The protracted struggle at Pace could very well be instructive for other burgeoning adjunct unions looking for that first contract. But it's not just the negotiations that may seem stalled or at least slow -- the recognition fight isn't over either.
The dispute about which adjunct faculty members are eligible and which are not is now under consideration in the U.S. Court of Appeals for the Second Circuit. In a nutshell, Pace argues that only those adjunct faculty who are eligible to vote in union elections (with the eligibility determined based on courses taught over two academic years) should be included in the bargaining unit – which would have the effect, union members say, of nearly halving the union’s size and restricting access to bargaining rights even among actively teaching adjuncts in their first year at Pace.
"The university believes that the same standard should apply for determining adjunct voter eligibility and eligibility for inclusion in the bargaining unit. It is unfair to now include in the unit potentially hundreds of adjuncts that were excluded from voting in the election," Pace's Ramirez wrote in her September memo.
“Consistent with the law applicable to disputes of this kind, we will not recognize NYSUT as the bargaining representative of the disputed adjuncts or bargain with the union regarding their terms and conditions of employment until the unit composition issue is resolved,” Ramirez wrote. “Notwithstanding what NYSUT might allege, this appeal process is well-established and perfectly legitimate."
"Pace continues to engage in good faith bargaining with respect to the university’s adjuncts who are not in dispute.”
Moving On or Standing Still?
“Legally, they have the right to take this to the Supreme Court, but we question their moral right to do that,” NYSUT’s Berman said of the court case involving the disputed adjuncts.
“They do the exact same work [as full-time faculty] in the classroom, and they’re paid a fraction of that in money and benefits, and, as far as we can see, an even smaller fraction in respect.”
Pointing to two recent successes for adjunct faculty unions in New York, at the New School and New York University, she said that, in both those cases, universities faced an imminent strike threat. "They were going to walk out to show universities that they were really that serious….to some extent to shame the university into getting an agreement,” Berman said.

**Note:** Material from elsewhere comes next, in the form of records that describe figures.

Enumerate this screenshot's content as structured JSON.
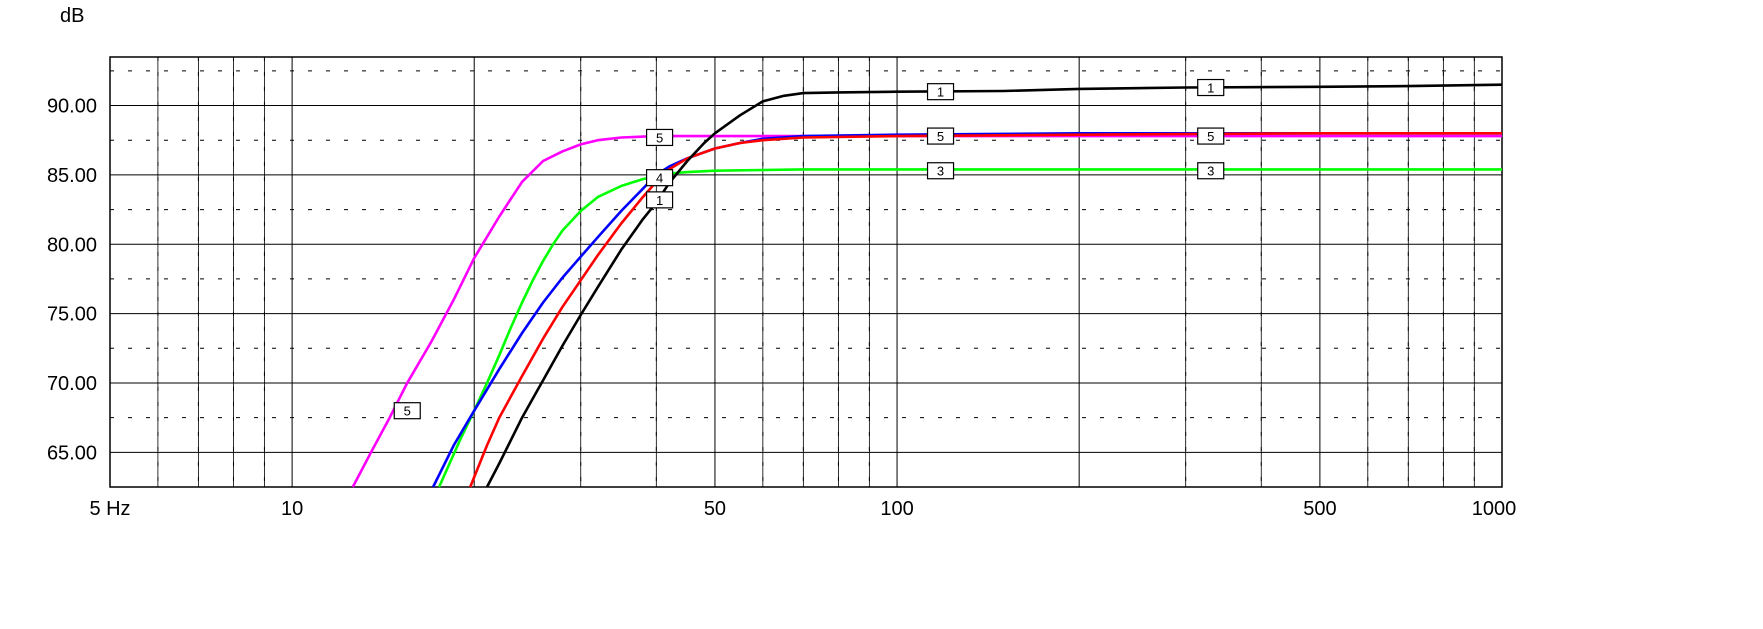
{
  "chart_data": {
    "type": "line",
    "ylabel": "dB",
    "x_scale": "log",
    "xlim": [
      5,
      1000
    ],
    "ylim": [
      62.5,
      93.5
    ],
    "grid": true,
    "y_ticks": [
      {
        "value": 90,
        "label": "90.00"
      },
      {
        "value": 85,
        "label": "85.00"
      },
      {
        "value": 80,
        "label": "80.00"
      },
      {
        "value": 75,
        "label": "75.00"
      },
      {
        "value": 70,
        "label": "70.00"
      },
      {
        "value": 65,
        "label": "65.00"
      }
    ],
    "x_ticks": [
      {
        "value": 5,
        "label": "5 Hz"
      },
      {
        "value": 10,
        "label": "10"
      },
      {
        "value": 50,
        "label": "50"
      },
      {
        "value": 100,
        "label": "100"
      },
      {
        "value": 500,
        "label": "500"
      },
      {
        "value": 1000,
        "label": "1000"
      }
    ],
    "series": [
      {
        "color": "#ff00ff",
        "x": [
          12.6,
          13.5,
          14.5,
          15.5,
          17,
          18.5,
          20,
          22,
          24,
          26,
          28,
          30,
          32,
          35,
          40,
          50,
          70,
          100,
          200,
          500,
          1000
        ],
        "y": [
          62.5,
          65,
          67.5,
          70,
          73,
          76,
          79,
          82,
          84.5,
          86,
          86.7,
          87.2,
          87.5,
          87.7,
          87.8,
          87.8,
          87.8,
          87.8,
          87.8,
          87.8,
          87.8
        ]
      },
      {
        "color": "#00ff00",
        "x": [
          17.5,
          19,
          20,
          21,
          22,
          23,
          24,
          25,
          26,
          27,
          28,
          30,
          32,
          35,
          38,
          40,
          42,
          45,
          50,
          70,
          100,
          200,
          500,
          1000
        ],
        "y": [
          62.5,
          66,
          68,
          70,
          72,
          74,
          75.8,
          77.4,
          78.8,
          80,
          81,
          82.4,
          83.4,
          84.2,
          84.7,
          84.9,
          85.1,
          85.2,
          85.3,
          85.4,
          85.4,
          85.4,
          85.4,
          85.4
        ]
      },
      {
        "color": "#0000ff",
        "x": [
          17.1,
          18.5,
          20,
          22,
          24,
          26,
          28,
          30,
          32,
          35,
          38,
          40,
          42,
          45,
          50,
          55,
          60,
          70,
          100,
          200,
          500,
          1000
        ],
        "y": [
          62.5,
          65.5,
          68,
          71,
          73.6,
          75.8,
          77.6,
          79.1,
          80.5,
          82.4,
          84,
          85,
          85.6,
          86.2,
          86.9,
          87.3,
          87.6,
          87.8,
          87.9,
          88,
          88,
          88
        ]
      },
      {
        "color": "#ff0000",
        "x": [
          19.7,
          21,
          22,
          24,
          26,
          28,
          30,
          32,
          35,
          38,
          40,
          42,
          45,
          50,
          55,
          60,
          70,
          100,
          200,
          500,
          1000
        ],
        "y": [
          62.5,
          65.5,
          67.5,
          70.5,
          73.2,
          75.5,
          77.4,
          79.2,
          81.5,
          83.4,
          84.5,
          85.4,
          86.2,
          86.9,
          87.3,
          87.5,
          87.7,
          87.8,
          87.9,
          88,
          88
        ]
      },
      {
        "color": "#000000",
        "x": [
          21,
          22,
          24,
          26,
          28,
          30,
          32,
          35,
          38,
          40,
          42,
          45,
          48,
          50,
          55,
          60,
          65,
          70,
          80,
          100,
          150,
          200,
          300,
          500,
          700,
          1000
        ],
        "y": [
          62.5,
          64.2,
          67.5,
          70.2,
          72.7,
          74.9,
          76.9,
          79.6,
          81.8,
          83,
          84.4,
          86,
          87.3,
          88,
          89.3,
          90.3,
          90.7,
          90.9,
          90.95,
          91,
          91.05,
          91.2,
          91.3,
          91.35,
          91.4,
          91.5
        ]
      }
    ],
    "curve_labels": [
      {
        "text": "5",
        "x": 40.5,
        "y": 87.7
      },
      {
        "text": "5",
        "x": 15.5,
        "y": 68
      },
      {
        "text": "4",
        "x": 40.5,
        "y": 84.8
      },
      {
        "text": "1",
        "x": 40.5,
        "y": 83.2
      },
      {
        "text": "1",
        "x": 118,
        "y": 91
      },
      {
        "text": "5",
        "x": 118,
        "y": 87.8
      },
      {
        "text": "3",
        "x": 118,
        "y": 85.3
      },
      {
        "text": "1",
        "x": 330,
        "y": 91.3
      },
      {
        "text": "5",
        "x": 330,
        "y": 87.8
      },
      {
        "text": "3",
        "x": 330,
        "y": 85.3
      }
    ]
  }
}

While she hopes it doesn’t come to a strike at Pace, nor, she said, is the option off the table.
Yet, there may be reasons to think that a more amicable resolution to the stand-off can be expected (fairly) soon. Pawlowski, president of Pace’s faculty union, said he is optimistic about the chances of getting a contract -- hopefully within a year -- after a change in the leadership of the university this summer. Pace’s former president, David A. Caputo, retired under not-so-friendly fire. Stephen J. Friedman stepped in as interim president in June.
“We have a new president who was dean of the law school,” Pawlowski said, “and we’re optimistic that he will strive to push onward to resolve this issue.”
"I had a meeting with him and he did discuss a desire to get this contract in place and put it in the past and move on to other things."
"The first contract really becomes a template for what comes later," said Richard Boris, director of the National Center for the Study of Collective Bargaining in Higher Education and the Professions, at the City University of New York’s Hunter College. "These are prudential principles that are enshrined in a contract and they have to work for both parties. Now, if one of the parties is unstable or if the negotiators don't have license because of the instability, it becomes very, very difficult to finish the job."
“They don’t have a permanent president, they had a president who was in deep trouble -- is this the environment in which a contract can be negotiated?”